Learning to Fuse: A Deep Learning Approach to Visual-Inertial Camera Pose Estimation

Learning to Fuse: A Deep Learning Approach to Visual-Inertial Camera Pose Estimation
Jason Raphael Rambach, Aditya Tewari, Alain Pagani, Didier Stricker
IEEE International Symposium on Mixed and Augmented Reality (ISMAR-2016), September 19-23, Merida, Mexico

Abstract:
Camera pose estimation is the cornerstone of Augmented Reality applications. Pose tracking based on camera images exclusively has been shown to be sensitive to motion blur, occlusions, and illumination changes. Thus, a lot of work has been conducted over the last years on visual-inertial pose tracking using acceleration and angular velocity measurements from inertial sensors in order to improve the visual tracking.

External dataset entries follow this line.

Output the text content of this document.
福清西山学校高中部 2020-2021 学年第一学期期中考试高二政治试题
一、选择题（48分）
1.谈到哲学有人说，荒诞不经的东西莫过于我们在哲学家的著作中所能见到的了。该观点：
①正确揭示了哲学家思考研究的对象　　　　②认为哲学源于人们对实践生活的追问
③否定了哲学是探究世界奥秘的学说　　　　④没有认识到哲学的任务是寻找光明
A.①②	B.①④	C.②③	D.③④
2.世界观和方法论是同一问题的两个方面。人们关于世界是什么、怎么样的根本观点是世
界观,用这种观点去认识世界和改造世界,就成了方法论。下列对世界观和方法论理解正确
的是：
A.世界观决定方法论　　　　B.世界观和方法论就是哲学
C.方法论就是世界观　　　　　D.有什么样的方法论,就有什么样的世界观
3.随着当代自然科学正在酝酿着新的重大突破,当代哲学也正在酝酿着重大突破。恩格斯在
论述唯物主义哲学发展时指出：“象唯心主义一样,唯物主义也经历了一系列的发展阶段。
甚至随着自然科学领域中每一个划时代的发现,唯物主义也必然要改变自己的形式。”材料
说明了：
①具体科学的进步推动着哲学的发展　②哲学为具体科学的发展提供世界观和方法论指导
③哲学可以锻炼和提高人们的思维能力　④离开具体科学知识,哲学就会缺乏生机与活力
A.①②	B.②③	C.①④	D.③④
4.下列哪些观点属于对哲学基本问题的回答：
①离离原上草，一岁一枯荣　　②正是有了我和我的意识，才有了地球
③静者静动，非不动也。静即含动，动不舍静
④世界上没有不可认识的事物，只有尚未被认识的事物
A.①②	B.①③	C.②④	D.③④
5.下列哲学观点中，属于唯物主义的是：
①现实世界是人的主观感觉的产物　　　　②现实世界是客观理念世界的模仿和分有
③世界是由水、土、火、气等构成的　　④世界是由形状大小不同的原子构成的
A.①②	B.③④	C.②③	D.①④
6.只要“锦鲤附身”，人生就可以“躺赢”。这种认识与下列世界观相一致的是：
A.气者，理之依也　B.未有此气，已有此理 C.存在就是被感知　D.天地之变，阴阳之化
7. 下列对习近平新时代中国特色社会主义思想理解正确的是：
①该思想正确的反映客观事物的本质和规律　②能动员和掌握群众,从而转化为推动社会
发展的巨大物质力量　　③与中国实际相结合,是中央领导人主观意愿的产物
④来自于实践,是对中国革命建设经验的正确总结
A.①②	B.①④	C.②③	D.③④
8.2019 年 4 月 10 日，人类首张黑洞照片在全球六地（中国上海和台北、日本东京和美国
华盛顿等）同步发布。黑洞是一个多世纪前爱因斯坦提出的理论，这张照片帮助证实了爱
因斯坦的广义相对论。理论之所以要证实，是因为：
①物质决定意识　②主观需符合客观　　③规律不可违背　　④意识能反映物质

Most proposed systems use statistical filtering techniques to approach the sensor fusion problem, that require complex system modelling and calibrations in order to perform adequately. In this work we present a novel approach to sensor fusion using a deep learning method to learn the relation between camera poses and inertial sensor measurements. A long short-term memory model (LSTM) is trained to provide an estimate of the current pose based on previous poses and inertial measurements. This estimate is then appropriately combined with the output of a visual tracking system using a linear Kalman Filter to provide a robust final pose estimate. Our experimental results confirm the applicability and tracking performance improvement gained from the proposed sensor fusion system.
Keywords:
Sensor Fusion, tracking, deep learning